After several weeks of NOT doing maker club, we've finally had a blast taking things apart! Let's rewind.

At the start of every year, I start collecting students' and friends' old electronics with the sole purpose of taking things apart. You could talk about all of the things that students learn from taking apart electronics, from the elements of design and engineering, to teamwork, to tool use, but I don't want to sully the experience by talking about such things. Taking things apart is cool. Playing with screwdrivers is fun, and there are lots of neat things inside. The circuit boards look like cities!

Anyway, it takes a while, but by mid-year, we usually have a computer or two, some VCRs, a toaster, or a TV. Maybe more, maybe less. I keep my eye out on trash day, too. It's better if things don't work anymore, because they sure aren't when we get done with them! This year, I got all high minded. I made a cool booklet, My Robot Journal, that had a spot for kids to write before they did anything. It had spots that covered several modes of writing. I was so proud of my work. There was only one problem with it.
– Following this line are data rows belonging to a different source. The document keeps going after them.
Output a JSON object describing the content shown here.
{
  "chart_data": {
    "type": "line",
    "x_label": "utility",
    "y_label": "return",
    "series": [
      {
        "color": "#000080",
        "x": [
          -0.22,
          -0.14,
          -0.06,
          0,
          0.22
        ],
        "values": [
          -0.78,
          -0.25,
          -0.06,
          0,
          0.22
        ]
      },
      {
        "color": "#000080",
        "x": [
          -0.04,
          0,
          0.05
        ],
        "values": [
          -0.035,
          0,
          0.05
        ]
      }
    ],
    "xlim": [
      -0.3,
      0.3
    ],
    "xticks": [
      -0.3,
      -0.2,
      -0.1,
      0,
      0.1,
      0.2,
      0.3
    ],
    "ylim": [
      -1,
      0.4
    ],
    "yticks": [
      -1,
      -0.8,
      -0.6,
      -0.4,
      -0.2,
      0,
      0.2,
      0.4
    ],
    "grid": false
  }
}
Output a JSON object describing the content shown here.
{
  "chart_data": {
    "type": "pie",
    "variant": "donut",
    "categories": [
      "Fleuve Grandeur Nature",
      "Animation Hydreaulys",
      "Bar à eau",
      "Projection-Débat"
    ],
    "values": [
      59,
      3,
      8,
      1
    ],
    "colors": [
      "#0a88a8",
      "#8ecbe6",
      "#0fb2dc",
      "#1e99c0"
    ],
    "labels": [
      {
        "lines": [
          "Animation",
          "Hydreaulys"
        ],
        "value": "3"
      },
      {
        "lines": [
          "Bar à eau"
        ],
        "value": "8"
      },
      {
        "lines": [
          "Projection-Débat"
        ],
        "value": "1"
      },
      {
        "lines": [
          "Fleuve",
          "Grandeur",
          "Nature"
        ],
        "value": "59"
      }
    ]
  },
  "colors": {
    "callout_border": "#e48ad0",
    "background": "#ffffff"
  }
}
It was teacher designed based on teacher desires. And it killed it. The kids who like to write were gonna get to have fun, and the ones who are overwhelmed by writing were going to be frustrated. That's not what I wanted this lesson to be like.

So today, I decided to take down the pay wall, and put the trust in the hands of my students. I told them they should still hang on to the robot journal. I'd left them with lots of valuable tools that they could use in constructing blog posts and stories from this project. Then I told them, the journals are YOURS, use them how you like. I distributed a limited number of screwdrivers, and said they would need to share with their partners, or bring some in from home. And then magic happened.

The kids were - no surprise here - totally engaged in their work. I had boys taking apart a refrigerator, girls dismantling a VCR, kids taking apart phones, computers, and peripherals. It was awesome! They were cooperative, they were working safely, and they were thrumming with excitement. As I circled around the room, I heard kids saying things like, "I'm gonna use this wire for hair", "These will be cool eyes!", and "Oh good, there's a fan in here for each of us!"

When it was time to clean up, they were disappointed but cooperative. I asked them as we were on our way to lunch, "You had a good time, right?" Yeses, smiles, and nods. "Is it fair to ask you to make it worth my time by writing some great blog posts about taking apart your tech?" More smiling nods. "Do you think you can come up with 200 words based on what you did today?" More affirmatives! On future Wednesdays, we'll be designing robots with our tech parts, we'll assemble them, photograph them, 'shop them into pictures, and write stories about them. I love doing this project with my students, but I have to say, even if it was just today, it was worth it to have the kids taking things apart to find out what's inside.